A proposito di questo, quali provvedimenti sono stati adottati dal Dap?
“Il 22 febbraio scorso è stata emanata la prima circolare in cui si davano precise disposizioni in cui si richiamano le disposizioni dalla Protezione Civile e del Ministero delle Salute. La seconda circolare è stata emanata il 25 febbraio scorso ed era decisamente più rigorosa: in essa, sempre a tutela della salute dei detenuti e del personale penitenziario, si ponevano accorgimenti che non inficiavano in nessun modo i diritti dei detenuti. Non si faceva nessun intervento sui colloqui, sui trattamenti, sulla sospensione dei permessi”. Il 26 febbraio è stata emessa l’ennesima circolare, in sinergia con i provvedimenti del governo, in cui il Dipartimento ha avuto il ‘coraggio’ di prendere una serie di misure per prevenire il contagio. Con questa circolare si raccomandava tutti i provveditori e gli operatori penitenziari di informare i detenuti sulla situazione e sulle cautele necessarie da tenere. Inoltre si diceva di ‘comunicare, dialogare con detenuti’ e ‘concordare con essi le azioni da adottare per limitare il rischio di contagio’. In buona sostanza, l’idea era quella di trovare il consenso dei detenuti per poter intervenire, in mancanza di una norma, sulle modalità di esercizio dei loro diritti. La politica del Dap è stata sempre quella di trovare una soluzione assieme ai detenuti”.

La rivolta nel carcere di Poggioreale

Cosa è accaduto l’8 marzo, quindi?
“Le idee sviluppate nei nostri provvedimenti sono state ratificate nei provvedimenti del Governo. Con decreto del Presidente del Consiglio dei Ministri dell’8 marzo 2020, il Governo raccomanda di sostituire i colloqui visivi con quelli a distanza e di poter agevolare, attraverso la magistratura di sorveglianza, i provvedimenti di concessione della detenzione domiciliare. Con decreto legge dell’8 marzo del 2020, le stesse proposte trovano collocazione nella norma d’emergenza”.

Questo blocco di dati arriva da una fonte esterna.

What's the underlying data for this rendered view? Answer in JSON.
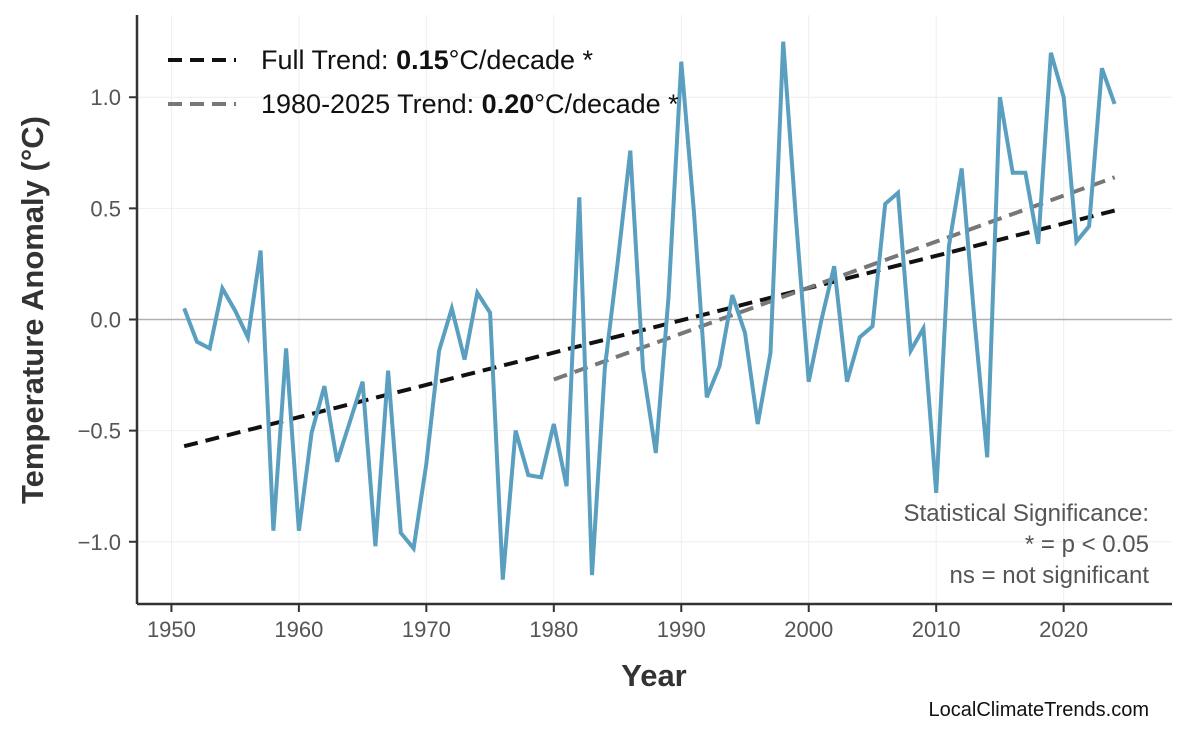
{
  "chart_data": {
    "type": "line",
    "title": "",
    "xlabel": "Year",
    "ylabel": "Temperature Anomaly (°C)",
    "xlim": [
      1947.3,
      2028.5
    ],
    "ylim": [
      -1.28,
      1.37
    ],
    "grid": true,
    "legend_position": "top-left",
    "x_ticks": [
      1950,
      1960,
      1970,
      1980,
      1990,
      2000,
      2010,
      2020
    ],
    "x_tick_labels": [
      "1950",
      "1960",
      "1970",
      "1980",
      "1990",
      "2000",
      "2010",
      "2020"
    ],
    "y_ticks": [
      -1.0,
      -0.5,
      0.0,
      0.5,
      1.0
    ],
    "y_tick_labels": [
      "−1.0",
      "−0.5",
      "0.0",
      "0.5",
      "1.0"
    ],
    "series": [
      {
        "color": "#5a9fc0",
        "x": [
          1951,
          1952,
          1953,
          1954,
          1955,
          1956,
          1957,
          1958,
          1959,
          1960,
          1961,
          1962,
          1963,
          1964,
          1965,
          1966,
          1967,
          1968,
          1969,
          1970,
          1971,
          1972,
          1973,
          1974,
          1975,
          1976,
          1977,
          1978,
          1979,
          1980,
          1981,
          1982,
          1983,
          1984,
          1985,
          1986,
          1987,
          1988,
          1989,
          1990,
          1991,
          1992,
          1993,
          1994,
          1995,
          1996,
          1997,
          1998,
          1999,
          2000,
          2001,
          2002,
          2003,
          2004,
          2005,
          2006,
          2007,
          2008,
          2009,
          2010,
          2011,
          2012,
          2013,
          2014,
          2015,
          2016,
          2017,
          2018,
          2019,
          2020,
          2021,
          2022,
          2023,
          2024
        ],
        "y": [
          0.05,
          -0.1,
          -0.13,
          0.14,
          0.04,
          -0.08,
          0.31,
          -0.95,
          -0.13,
          -0.95,
          -0.51,
          -0.3,
          -0.64,
          -0.46,
          -0.28,
          -1.02,
          -0.23,
          -0.96,
          -1.03,
          -0.65,
          -0.14,
          0.05,
          -0.18,
          0.12,
          0.03,
          -1.17,
          -0.5,
          -0.7,
          -0.71,
          -0.47,
          -0.75,
          0.55,
          -1.15,
          -0.22,
          0.25,
          0.76,
          -0.22,
          -0.6,
          0.1,
          1.16,
          0.48,
          -0.35,
          -0.21,
          0.11,
          -0.06,
          -0.47,
          -0.15,
          1.25,
          0.45,
          -0.28,
          0.0,
          0.24,
          -0.28,
          -0.08,
          -0.03,
          0.52,
          0.57,
          -0.14,
          -0.04,
          -0.78,
          0.33,
          0.68,
          0.0,
          -0.62,
          1.0,
          0.66,
          0.66,
          0.34,
          1.2,
          1.0,
          0.35,
          0.42,
          1.13,
          0.97
        ]
      }
    ],
    "trend_lines": [
      {
        "name": "Full Trend",
        "x": [
          1951,
          2024
        ],
        "y": [
          -0.57,
          0.49
        ],
        "color": "#111111",
        "rate": "0.15",
        "unit": "°C/decade",
        "sig": "*",
        "prefix": "Full Trend: "
      },
      {
        "name": "1980-2025 Trend",
        "x": [
          1980,
          2024
        ],
        "y": [
          -0.27,
          0.64
        ],
        "color": "#777777",
        "rate": "0.20",
        "unit": "°C/decade",
        "sig": "*",
        "prefix": "1980-2025 Trend: "
      }
    ],
    "annotations": [
      "Statistical Significance:",
      "* = p < 0.05",
      "ns = not significant"
    ],
    "watermark": "LocalClimateTrends.com"
  }
}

Qual è il suo commento per le morti di overdose, invece?
“Nelle nostre carceri, abbiamo un’alta percentuale di detenuti tossicodipendenti.Secondo quanto emerge dalle prime evidenze acquisite, una delle prime cose fatte dai detenuti, in occasione delle rivolte, è stata quella di prendere possesso dei locali infermeria, dove ci sono metadone e psicofarmaci. Una parte di loro ne avrebbe fatto uso smodato procurandosi uno stato di overdose. Il dramma di Modena si è ripetuto esattamente a Rieti: stessa modalità. Ritengo che su tali decessi gli accertamenti di indagine della magistratura requirente serviranno a ricostruire l’esatto accadimento dei fatti.

Questi episodi non mostrano la fragilità del sistema penitenziario?
“Più che di fragilità, parlerei di complessità di un sistema su cui, a livello strutturale e organico, per anni non si è investito. Una delle criticità più serie deriva dall’assistenza sanitaria. La sanità pubblica è già in difficoltà: chi vive in una condizione di assembramento obbligato, si sente preoccupato. L’occasione è stata utile per far emergere una serie di carenze e una voglia di libertà dei detenuti”.

Caos nelle carceri – Foto © Ansa

Come intendete procedere?
“Adesso dobbiamo lavorare per ripristinare la sicurezza degli ambienti e ricostruire un clima di serenità. Abbiamo seri problemi per l’utilizzabilità di strutture. Modena è inutilizzabile, aveva 500 posti detentivi. Il mio auspicio è che si lavori per garantire la sicurezza nelle carceri, si continui a lavorare per incentivare la prevenzione dal contagio, ma occorre il contributo di tutti e soprattutto degli stessi detenuti. Una parte consistente di essi non ha preso parte alle proteste. C’è una stragrande maggioranza che ha manifestato dissenso in maniera accettabile, senza l’uso della violenza. C’è bisogno della collaborazione buona di questi detenuti. Muoviamoci con senso di responsabilità e dovere”.